Wokeness and policy change and celebrating diversity are a start, but not nearly enough to dig out the full infection. We must repent of the original sins of this country. Christian sins. Because the toxic heresy of God-ordained domination is a spiritual malady, not a cosmetic one.
This is why when people ask me, “why are you still connected to the institution of the church?” I can only answer, “because I believe that scripture and theology and liturgy are too potent to be left in the hands of those who only use them to justify their dominance over another group of people”
I’ll leave it there for now.
Christ, have mercy.
Grace + Godspeed,
Jonas
My daughter-in-law made a post on Instagram in which she commented, “You are loved. You are seen. You are heard. #blackouttuesday”
I do not accept that we are a racist country. We have racists here and we have allowed our elected leaders to institutionalize racism without demanding that they stop. What we are guilty of, what I am guilty of, is not speaking out, and not making all of our brothers and sisters feel seen, heard and loved.

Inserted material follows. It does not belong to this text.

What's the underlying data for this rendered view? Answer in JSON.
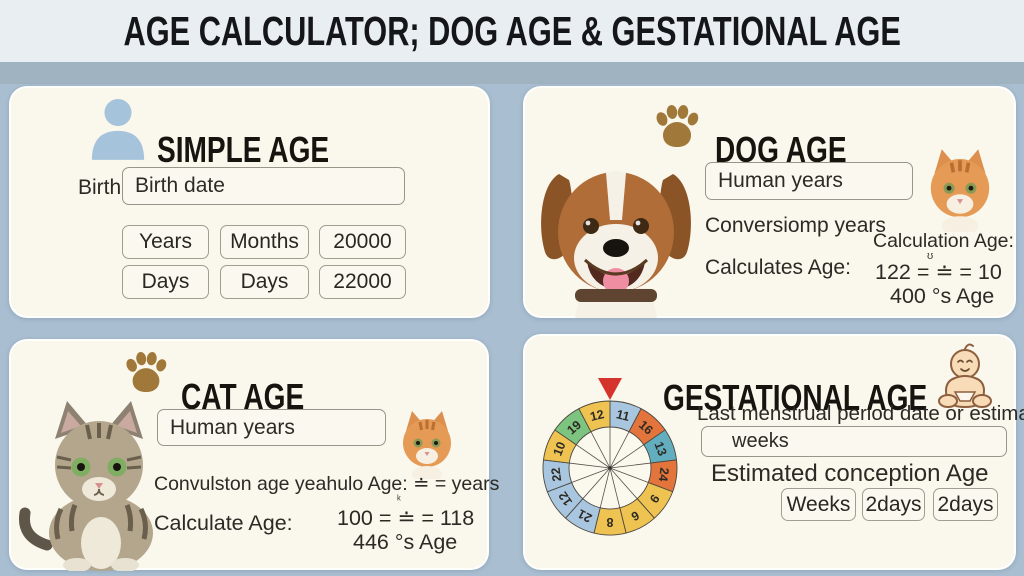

I am an Eastern Orthodox Christian in the Greek Orthodox Archdiocese. We are not that great at evangelizing and trying to make converts. We simply go out into the world and work to help people and in so doing, we pray that they see “a light so lovely” that they will want to know more. We simply live out our faith in every moment of our lives, except when we fall down in sin, at which point we repent, confess and try again.
As we Orthodox move through our communities in our daily lives, we pray that those around us will see and feel the love of Christ. If the black communities don’t feel seen or loved, it is our fault. It is my fault.
Yes, there are racists among us, but every time I hear a politician, a person in the news media, entertainment, or clergy call us a racist country, I am reminded of my own sin of silence. I am not a racist but my silence has made me complicit. Please forgive me.
To God be the glory,
Alexandra
Every time I read your work, I see again why it is so important.